Sempre più persone si trovano in difficoltà economica e potrebbero decidere di rinunciare al possesso dell’automobile a favore di bicicletta e trasporto pubblico, più economici nel complesso. La società e l’economia stanno cambiando e la direzione in cui proseguire è quella di un maggiore finanziamento al TPL – invece si fa l’opposto, si taglia e si costringe tutti a muoversi in macchina. Debora Serracchiani si è impegnata a revocare i tagli al TPL, ma ancora non si hanno notizie su cosa esattamente voglia fare.
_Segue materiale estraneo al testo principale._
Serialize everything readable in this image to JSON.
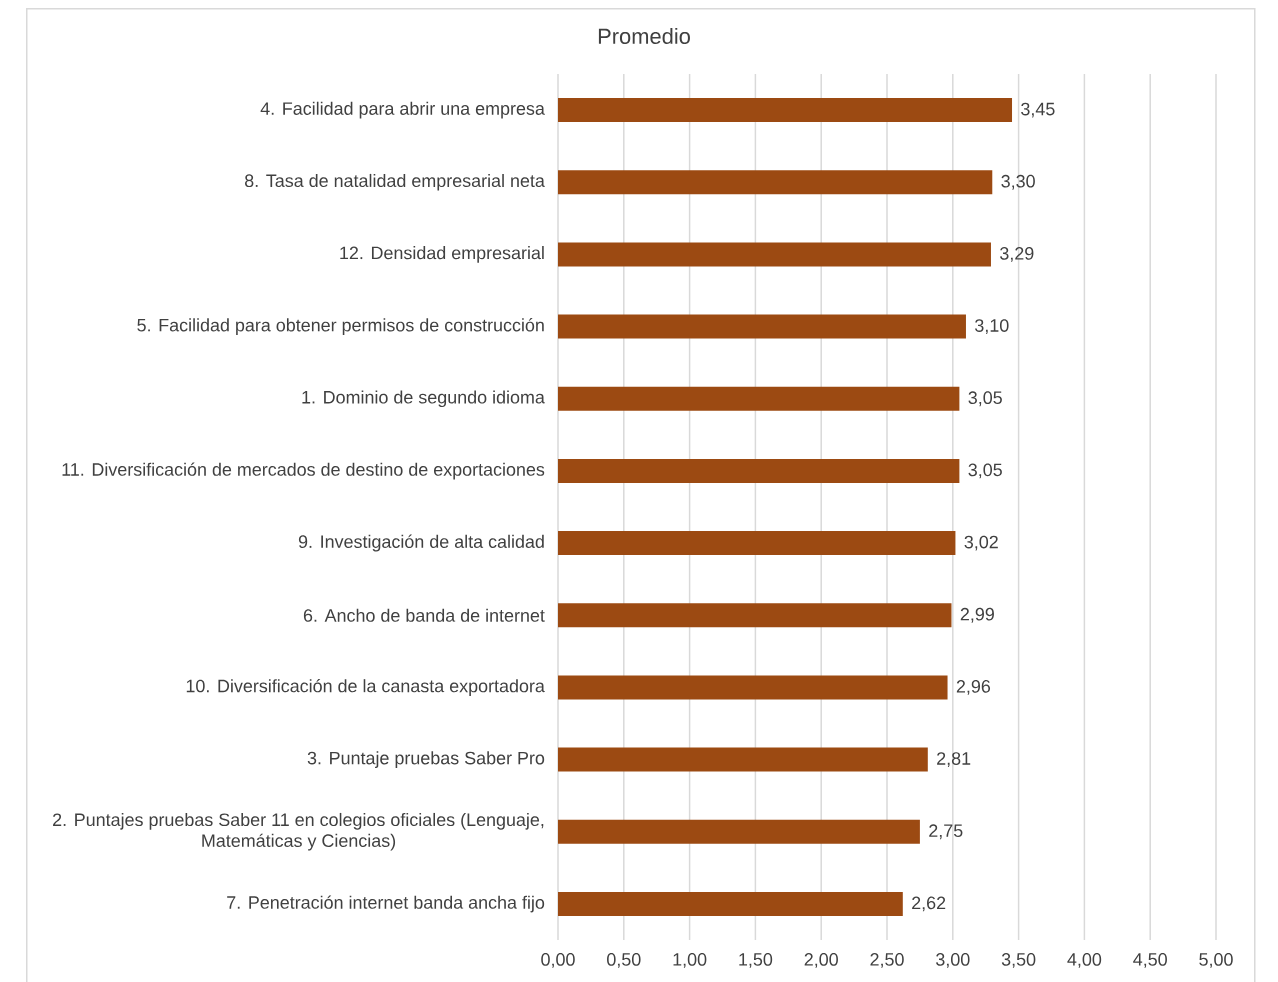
{
  "chart_data": {
    "type": "bar",
    "orientation": "horizontal",
    "title": "Promedio",
    "categories": [
      "4. Facilidad para abrir una empresa",
      "8. Tasa de natalidad empresarial neta",
      "12. Densidad empresarial",
      "5. Facilidad para obtener permisos de construcción",
      "1. Dominio de segundo idioma",
      "11. Diversificación de mercados de destino de exportaciones",
      "9. Investigación de alta calidad",
      "6. Ancho de banda de internet",
      "10. Diversificación de la canasta exportadora",
      "3. Puntaje pruebas Saber Pro",
      "2. Puntajes pruebas Saber 11 en colegios oficiales (Lenguaje, Matemáticas y Ciencias)",
      "7. Penetración internet banda ancha fijo"
    ],
    "values": [
      3.45,
      3.3,
      3.29,
      3.1,
      3.05,
      3.05,
      3.02,
      2.99,
      2.96,
      2.81,
      2.75,
      2.62
    ],
    "value_labels": [
      "3,45",
      "3,30",
      "3,29",
      "3,10",
      "3,05",
      "3,05",
      "3,02",
      "2,99",
      "2,96",
      "2,81",
      "2,75",
      "2,62"
    ],
    "color": "#9c4a12",
    "xlim": [
      0,
      5
    ],
    "xticks": [
      {
        "value": 0,
        "label": "0,00"
      },
      {
        "value": 0.5,
        "label": "0,50"
      },
      {
        "value": 1,
        "label": "1,00"
      },
      {
        "value": 1.5,
        "label": "1,50"
      },
      {
        "value": 2,
        "label": "2,00"
      },
      {
        "value": 2.5,
        "label": "2,50"
      },
      {
        "value": 3,
        "label": "3,00"
      },
      {
        "value": 3.5,
        "label": "3,50"
      },
      {
        "value": 4,
        "label": "4,00"
      },
      {
        "value": 4.5,
        "label": "4,50"
      },
      {
        "value": 5,
        "label": "5,00"
      }
    ],
    "grid": "x"
  }
}
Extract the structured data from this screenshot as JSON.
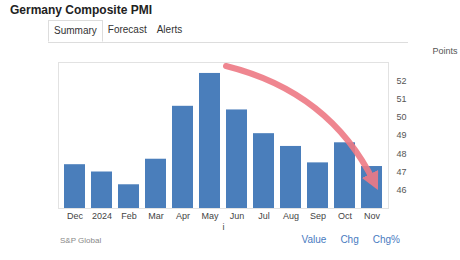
{
  "chart_data": {
    "type": "bar",
    "title": "Germany Composite PMI",
    "categories": [
      "Dec",
      "2024",
      "Feb",
      "Mar",
      "Apr",
      "May",
      "Jun",
      "Jul",
      "Aug",
      "Sep",
      "Oct",
      "Nov"
    ],
    "values": [
      47.4,
      47.0,
      46.3,
      47.7,
      50.6,
      52.4,
      50.4,
      49.1,
      48.4,
      47.5,
      48.6,
      47.3
    ],
    "color": "#4a7ebb",
    "ylim": [
      45,
      53
    ],
    "yticks": [
      46,
      47,
      48,
      49,
      50,
      51,
      52
    ],
    "y_label": "Points",
    "source": "S&P Global",
    "grid": false
  },
  "page": {
    "tabs": [
      "Summary",
      "Forecast",
      "Alerts"
    ],
    "links": [
      "Value",
      "Chg",
      "Chg%"
    ]
  }
}
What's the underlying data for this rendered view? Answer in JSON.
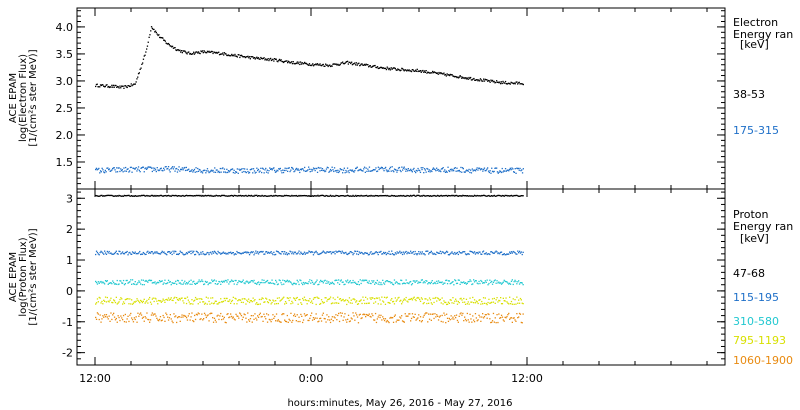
{
  "chart_data": [
    {
      "type": "scatter",
      "ylabel_lines": [
        "ACE EPAM",
        "log(Electron Flux)",
        "[1/(cm²s ster MeV)]"
      ],
      "ylim": [
        1.0,
        4.35
      ],
      "yticks": [
        1.5,
        2.0,
        2.5,
        3.0,
        3.5,
        4.0
      ],
      "ytick_labels": [
        "1.5",
        "2.0",
        "2.5",
        "3.0",
        "3.5",
        "4.0"
      ],
      "legend_title": [
        "Electron",
        "Energy ran",
        "[keV]"
      ],
      "series": [
        {
          "name": "38-53",
          "color": "#000000",
          "x_hours": [
            0,
            1,
            1.5,
            2.2,
            2.8,
            3.1,
            3.5,
            4.0,
            4.6,
            5.2,
            6,
            7,
            8,
            9,
            10,
            11,
            12,
            13,
            14,
            15,
            16,
            17,
            18,
            19,
            20,
            21,
            22,
            23,
            23.8
          ],
          "y": [
            2.93,
            2.91,
            2.89,
            2.95,
            3.55,
            4.02,
            3.85,
            3.7,
            3.58,
            3.52,
            3.55,
            3.52,
            3.47,
            3.43,
            3.4,
            3.35,
            3.32,
            3.3,
            3.35,
            3.3,
            3.25,
            3.22,
            3.2,
            3.15,
            3.1,
            3.05,
            3.0,
            2.97,
            2.97
          ]
        },
        {
          "name": "175-315",
          "color": "#1e6fc8",
          "x_hours": [
            0,
            2,
            4,
            6,
            8,
            10,
            12,
            14,
            16,
            18,
            20,
            22,
            23.8
          ],
          "y": [
            1.35,
            1.37,
            1.38,
            1.36,
            1.35,
            1.36,
            1.37,
            1.36,
            1.38,
            1.36,
            1.37,
            1.35,
            1.35
          ]
        }
      ]
    },
    {
      "type": "scatter",
      "ylabel_lines": [
        "ACE EPAM",
        "log(Proton Flux)",
        "[1/(cm²s ster MeV)]"
      ],
      "ylim": [
        -2.4,
        3.3
      ],
      "yticks": [
        -2,
        -1,
        0,
        1,
        2,
        3
      ],
      "ytick_labels": [
        "-2",
        "-1",
        "0",
        "1",
        "2",
        "3"
      ],
      "legend_title": [
        "Proton",
        "Energy ran",
        "[keV]"
      ],
      "series": [
        {
          "name": "47-68",
          "color": "#000000",
          "x_hours": [
            0,
            23.8
          ],
          "y": [
            3.1,
            3.1
          ]
        },
        {
          "name": "115-195",
          "color": "#1e6fc8",
          "x_hours": [
            0,
            23.8
          ],
          "y": [
            1.25,
            1.25
          ]
        },
        {
          "name": "310-580",
          "color": "#22c8d0",
          "x_hours": [
            0,
            23.8
          ],
          "y": [
            0.3,
            0.3
          ]
        },
        {
          "name": "795-1193",
          "color": "#d8e000",
          "x_hours": [
            0,
            23.8
          ],
          "y": [
            -0.3,
            -0.3
          ]
        },
        {
          "name": "1060-1900",
          "color": "#e88a10",
          "x_hours": [
            0,
            23.8
          ],
          "y": [
            -0.85,
            -0.85
          ]
        }
      ]
    }
  ],
  "xaxis": {
    "xlim_hours": [
      -1,
      35
    ],
    "ticks": [
      {
        "h": 0,
        "label": "12:00"
      },
      {
        "h": 12,
        "label": "0:00"
      },
      {
        "h": 24,
        "label": "12:00"
      }
    ],
    "minor_step_hours": 2,
    "xlabel": "hours:minutes, May 26, 2016 - May 27, 2016"
  }
}
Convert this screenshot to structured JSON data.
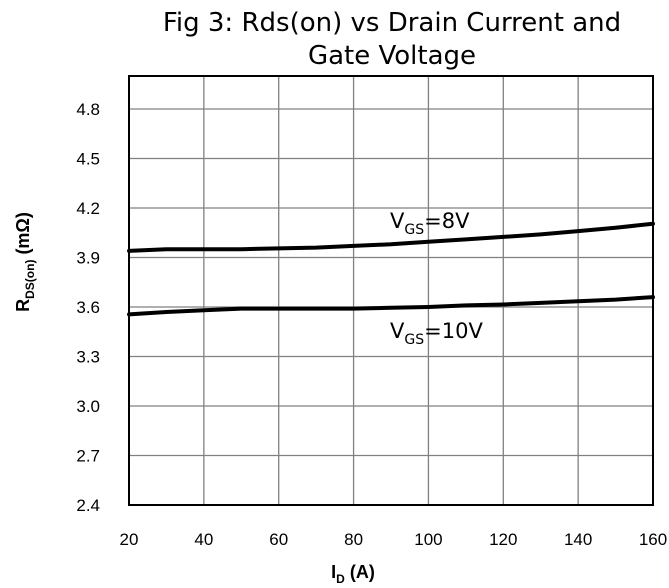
{
  "chart_data": {
    "type": "line",
    "title_line1": "Fig 3: Rds(on) vs Drain Current and",
    "title_line2": "Gate Voltage",
    "xlabel_main": "I",
    "xlabel_sub": "D",
    "xlabel_unit": " (A)",
    "ylabel_main": "R",
    "ylabel_sub": "DS(on)",
    "ylabel_unit": " (mΩ)",
    "xlim": [
      20,
      160
    ],
    "ylim": [
      2.4,
      5.0
    ],
    "x_ticks": [
      "20",
      "40",
      "60",
      "80",
      "100",
      "120",
      "140",
      "160"
    ],
    "x_tick_values": [
      20,
      40,
      60,
      80,
      100,
      120,
      140,
      160
    ],
    "y_ticks": [
      "2.4",
      "2.7",
      "3.0",
      "3.3",
      "3.6",
      "3.9",
      "4.2",
      "4.5",
      "4.8"
    ],
    "y_tick_values": [
      2.4,
      2.7,
      3.0,
      3.3,
      3.6,
      3.9,
      4.2,
      4.5,
      4.8
    ],
    "grid": true,
    "series_color": "#000000",
    "grid_color": "#808080",
    "series": [
      {
        "label_main": "V",
        "label_sub": "GS",
        "label_rest": "=8V",
        "x": [
          20,
          30,
          40,
          50,
          60,
          70,
          80,
          90,
          100,
          110,
          120,
          130,
          140,
          150,
          160
        ],
        "y": [
          3.94,
          3.95,
          3.95,
          3.95,
          3.955,
          3.96,
          3.97,
          3.98,
          3.995,
          4.01,
          4.025,
          4.04,
          4.06,
          4.08,
          4.105
        ]
      },
      {
        "label_main": "V",
        "label_sub": "GS",
        "label_rest": "=10V",
        "x": [
          20,
          30,
          40,
          50,
          60,
          70,
          80,
          90,
          100,
          110,
          120,
          130,
          140,
          150,
          160
        ],
        "y": [
          3.555,
          3.57,
          3.58,
          3.59,
          3.59,
          3.59,
          3.59,
          3.595,
          3.6,
          3.61,
          3.615,
          3.625,
          3.635,
          3.645,
          3.66
        ]
      }
    ]
  }
}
Tutti, persino i gestori, alle richieste di maggiori finanziamenti rispondono: ma se già gli autobus e le corriere viaggiano mezzi vuoti, perché aggiungerne altri? In realtà il problema è proprio questo: un servizio infrequente è peggio che nessun servizio. Poche persone hanno il tempo di aspettare mezz’ora per un autobus o due ore per una corriera. Chi deve muoversi la sera o la domenica con i mezzi pubblici spesso non ce la fa. Solo spendendo di più per aumentare le corse si può aumentare anche l’utenza.Due cose, a parte la necessità di maggiore finanziamento e di intermodalità con le biciclette, mi stanno particolarmente a cuore.Una è che la SAF, la concessionaria del TPL in provincia di Udine, ha distribuito tra i suoi soci nel 2012 un utile di 4 milioni di euro, di cui il 60% è andato ad Arriva, un’azienda privata di proprietà tedesca. Contemporaneamente il servizio provinciale veniva tagliato per un importo simile a quello degli utili. Com’è possibile che, in un momento di difficoltà in cui le risorse pubbliche sono scarse e il servizio è necessario, si permetta che un’azienda porti via milioni di utili all’estero mentre le corse si tagliano? Perché il contratto non la obbliga a reinvestire gli utili nel trasporto locale? O meglio ancora: perché non si dà la concessione solo ad aziende a capitale pubblico?L’altra questione è quella del servizio a chiamata, che sembra essere la direzione verso cui si vuole procedere nelle aree cosiddette a domanda debole. La mia opinione è che non esista una domanda debole ma solo un servizio debole: un servizio frequente e affidabile renderebbe il trasporto pubblico preferibile anche in aree meno popolate e più remote, o in orari non di picco. Trasformare il servizio pubblico in un taxi collettivo non ha senso: ha un’altra funzione.Come utente io non sopporto l’idea di dover telefonare e prenotare in anticipo per avere un autobus, trovandomi obbligata a prenderlo nel momento in cui l’ho chiesto, anche se i miei programmi cambiano. Così verrebbero meno i due vantaggi del servizio pubblico: quello, per i pendolari, dell’affidabilità quotidiana delle corse e quello, per chi compie viaggi occasionali e parzialmente improvvisati, di poter decidere all’ultimo momento su quale corsa salire. Il servizio a chiamata non va bene né per chi ha orari prevedibili né per chi non sa fino all’ultimo momento quando avrà bisogno di spostarsi.